17- Dispone de las fuerzas policiales y presta su auxilio a la Legislatura, a los tribunales de justicia y a los funcionarios provinciales, municipales o comunales autorizados por la ley para hacer uso de ella;

18- Resuelve los recursos administrativos que se deduzcan contra sus propios actos, los de sus inferiores jerárquicos y entidades autárquicas de la Administración provincial; y

19- Hace cumplir en la Provincia, en su carácter de agente natural del gobierno federal, la Constitución y las leyes de la Nación.


CAPITULO IV - Ministros del Poder Ejecutivo


ARTICULO 73. El despacho de los asuntos que incumben al Poder Ejecutivo está a cargo de ministros designados por el gobernador, en el número y con las funciones, en los respectivos ramos, que determine una ley especial.

Al recibirse de sus cargos prestan juramento ante el gobernador de desempeñarlos conforme a la Constitución y a las leyes.

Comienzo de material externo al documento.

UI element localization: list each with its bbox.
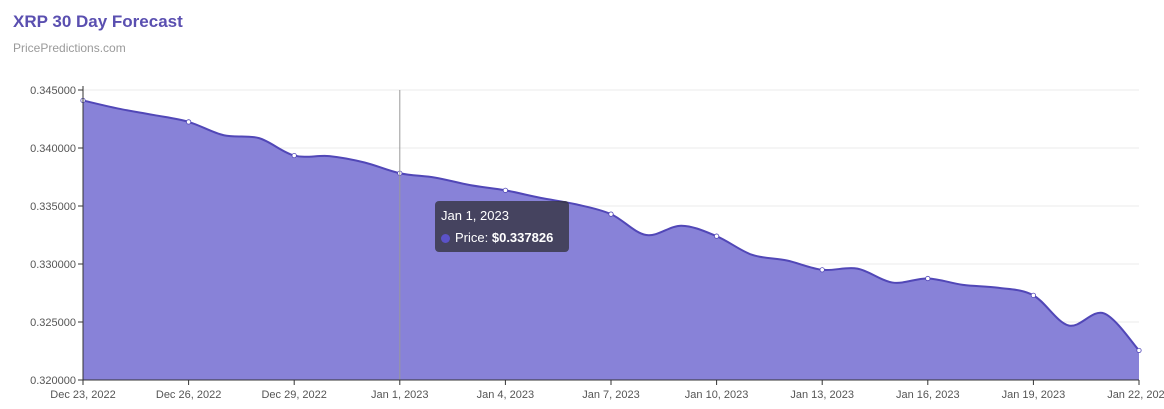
x-tick-label: Jan 7, 2023	[582, 389, 640, 401]
data-point[interactable]	[819, 267, 825, 273]
price-area	[83, 100, 1139, 380]
x-tick-label: Jan 13, 2023	[790, 389, 854, 401]
x-tick-label: Jan 1, 2023	[371, 389, 429, 401]
x-tick-label: Jan 22, 2023	[1107, 389, 1164, 401]
x-tick-label: Jan 16, 2023	[896, 389, 960, 401]
chart-title: XRP 30 Day Forecast	[13, 12, 183, 31]
y-tick-label: 0.320000	[30, 375, 76, 387]
y-tick-label: 0.325000	[30, 317, 76, 329]
data-point[interactable]	[925, 275, 931, 282]
tooltip-label: Price:	[455, 230, 489, 245]
x-axis-ticks: Dec 23, 2022 Dec 26, 2022 Dec 29, 2022 Jan …	[50, 380, 1164, 401]
data-point[interactable]	[1136, 347, 1142, 354]
x-tick-label: Jan 4, 2023	[477, 389, 535, 401]
data-point[interactable]	[1030, 292, 1037, 298]
data-point[interactable]	[291, 152, 297, 159]
x-tick-label: Dec 29, 2022	[261, 389, 326, 401]
series-dot-icon	[441, 234, 450, 243]
x-tick-label: Jan 10, 2023	[685, 389, 749, 401]
price-tooltip: Jan 1, 2023 Price: $0.337826	[435, 201, 569, 252]
y-axis-ticks: 0.345000 0.340000 0.335000 0.330000 0.325000…	[30, 85, 83, 387]
x-tick-label: Jan 19, 2023	[1002, 389, 1066, 401]
data-point[interactable]	[608, 211, 614, 217]
tooltip-row: Price: $0.337826	[441, 230, 563, 246]
x-tick-label: Dec 26, 2022	[156, 389, 221, 401]
tooltip-date: Jan 1, 2023	[441, 208, 509, 223]
y-tick-label: 0.340000	[30, 143, 76, 155]
y-tick-label: 0.330000	[30, 259, 76, 271]
data-point[interactable]	[502, 187, 508, 193]
data-point[interactable]	[186, 119, 192, 125]
data-point[interactable]	[713, 233, 720, 239]
y-tick-label: 0.345000	[30, 85, 76, 97]
tooltip-value: $0.337826	[491, 230, 554, 245]
x-tick-label: Dec 23, 2022	[50, 389, 115, 401]
y-tick-label: 0.335000	[30, 201, 76, 213]
chart-subtitle: PricePredictions.com	[13, 41, 126, 55]
data-points[interactable]	[80, 97, 1142, 354]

ARTICULO 74. Para ser ministro se requieren las mismas calidades que para ser diputado y le comprenden las mismas incompatibilidades de los legisladores.


ARTICULO 75. Los ministros refrendan con su firma las resoluciones del gobernador, sin la cual éstas carecen de eficacia.

Sólo pueden resolver por sí mismos en lo concerniente al régimen administrativo interno de sus respectivos departamentos y dictar providencias de trámite.


ARTICULO 76. Sin perjuicio de las facultades de las Cámaras a su respecto, los ministros tienen el derecho de concurrir a las sesiones de aquéllas y participar en sus deliberaciones, pero no votar.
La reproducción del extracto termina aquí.